The controversy over using artificial intelligence (AI) for creative writing has sparked debate in the literary world. At SUNY Oswego, the creative writing faculty are a small example of this split over whether to include AI in their lessons.
Stephanie Pritchard, a creative writing professor and tutor at the university writing center, contributed to a SUNY-wide guide to educators on how to integrate AI into their teaching. She was at first nervous about AI when she learned about its capabilities, but eventually warmed up to it as a “brainstorming tool.”
“With any big changes come a lot of trepidation and uncertainty,” Pritchard said.
She and economics professor John Kane are working on a symposium in May to address the topic of AI in higher education.
Pritchard, whose specialty is in poetry, uses AI to come up with writing prompts for her students. She found that the AI prompts prevent her from “falling into a rhythm” of the same assignments each semester.
But Jessie Moore, another creative writing professor, disagrees. She bans any use of generative AI in her classes.
“In creative writing, I think it’s really important that I teach my students how to brainstorm, rather than asking them to use technology to do that,” Moore said.
She experimented with a chatbot by asking it to write in the voice of writers like Roxane Gay, Lindy West and David Sedaris.
The results shocked her; the resemblances were uncanny.
While she does have concerns over the use of AI to cheat and plagiarize, she said her primary concern is “the fact that it even exists in the first place,” since AI programs often use unlicensed copyrighted material.
“Creative writing to me is about being creative, which to me begins even at the generative point,” Moore said.
To Pritchard, hesitance from professors like Moore over integrating AI is completely fine.
“The nice thing I think about being in higher education is that we have the choice about how much or little we want to,” Pritchard said.
Still, she believes that learning how to use AI will be “the next Microsoft Word” when it comes to skills for the workplace.
“They’re not going anywhere, and I think we as educators need to acknowledge that they exist,” she said. “I personally believe that I should teach my students how to use the tools effectively because chances are in five years from now one of the qualifications for getting an entry-level job is going to be something like [to] be proficient in some sort of generative AI tool.”
But both Pritchard and Moore said they observed that their creative writing students generally resisted using AI. They agreed that those students tended to prefer their own writing to chatbot writing.
“It’s thinking about, ‘OK now there’s this tool who can—that can do something that I can do about a bazillion times faster,’” Pritchard said. “‘And does that mean that I’m still going to have a job?’”
Moore noticed students nodded enthusiastically when she brought up her generative AI ban at the start of her classes.
“I have a really high confidence that the majority of my students are interested in the art they are pursuing,” Moore said, “Or they wouldn’t be in the class.”
Pritchard noted that in her English composition classes, however, students were more willing to learn how to use AI tools to be “stronger writers.”
Michael Murphy, an English professor who serves on the SUNY Council on Writing, said that his students “confirmed [his] sense of the sort of limits of AI, at least in this moment.”
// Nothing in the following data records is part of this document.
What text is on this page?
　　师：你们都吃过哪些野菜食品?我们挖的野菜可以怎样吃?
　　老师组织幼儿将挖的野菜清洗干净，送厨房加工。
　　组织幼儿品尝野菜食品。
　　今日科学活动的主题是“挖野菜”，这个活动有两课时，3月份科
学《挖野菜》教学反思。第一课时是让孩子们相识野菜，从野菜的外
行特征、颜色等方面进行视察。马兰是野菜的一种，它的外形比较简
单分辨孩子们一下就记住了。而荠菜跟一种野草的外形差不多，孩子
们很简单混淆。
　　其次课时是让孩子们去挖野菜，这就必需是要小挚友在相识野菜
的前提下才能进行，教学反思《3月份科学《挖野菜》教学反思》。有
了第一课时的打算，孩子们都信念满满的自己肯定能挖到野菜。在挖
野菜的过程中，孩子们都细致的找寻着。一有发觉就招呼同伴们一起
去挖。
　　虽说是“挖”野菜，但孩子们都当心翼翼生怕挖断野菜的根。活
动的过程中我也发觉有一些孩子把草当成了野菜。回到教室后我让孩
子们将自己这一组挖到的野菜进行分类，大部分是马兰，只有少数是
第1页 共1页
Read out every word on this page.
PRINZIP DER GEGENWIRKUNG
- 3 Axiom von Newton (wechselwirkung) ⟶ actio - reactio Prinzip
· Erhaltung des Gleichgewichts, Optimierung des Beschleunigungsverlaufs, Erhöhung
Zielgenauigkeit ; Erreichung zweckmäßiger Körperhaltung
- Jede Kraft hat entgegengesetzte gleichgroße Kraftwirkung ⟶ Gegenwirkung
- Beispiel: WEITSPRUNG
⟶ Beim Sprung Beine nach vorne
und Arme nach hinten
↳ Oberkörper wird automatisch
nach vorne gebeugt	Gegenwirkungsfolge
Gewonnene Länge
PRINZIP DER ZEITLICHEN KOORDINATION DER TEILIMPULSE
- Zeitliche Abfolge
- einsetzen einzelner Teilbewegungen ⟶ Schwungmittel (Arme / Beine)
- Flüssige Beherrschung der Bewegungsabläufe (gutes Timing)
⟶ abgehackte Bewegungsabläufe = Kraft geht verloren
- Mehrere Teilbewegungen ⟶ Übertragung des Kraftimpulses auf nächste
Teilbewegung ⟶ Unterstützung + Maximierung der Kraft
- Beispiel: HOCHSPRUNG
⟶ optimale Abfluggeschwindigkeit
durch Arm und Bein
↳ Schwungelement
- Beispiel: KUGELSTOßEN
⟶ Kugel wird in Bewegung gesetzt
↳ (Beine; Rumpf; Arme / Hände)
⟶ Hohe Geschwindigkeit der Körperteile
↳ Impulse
“You actually need to be a fairly good writer to sort of use it well,” Murphy said. “AI complicated the process for [my students] more than it helped them.”
Maura McCloskey, a creative writing major, saw how the rise of AI affected her friends who were artists.
“Some people genuinely think they’re creating something with it and I think that’s either misguided or hedonistic,” McCloskey said. “Some people think it can be used as a tool and I think in the right hands in the right mind that’s an understandable mindset. But I think that in the current climate it’s going too far.”
Courtney Wood, an English major, said she likes AI as a tool.
“It was really interesting just seeing the words unravel,” Wood said. Still, she does not think it can replace human creativity.
While the AI debate has sparked varied opinions on how the technology would affect education and literacy, the debate is not unprecedented. In fact, Murphy noted that debates on what constituted cheating date back to ancient times.
“Once upon a time it was considered cheating to write.” Murphy cited Plato, who argued that by writing instead of remembering information, people would “cease to exercise memory because they rely on that which is written.”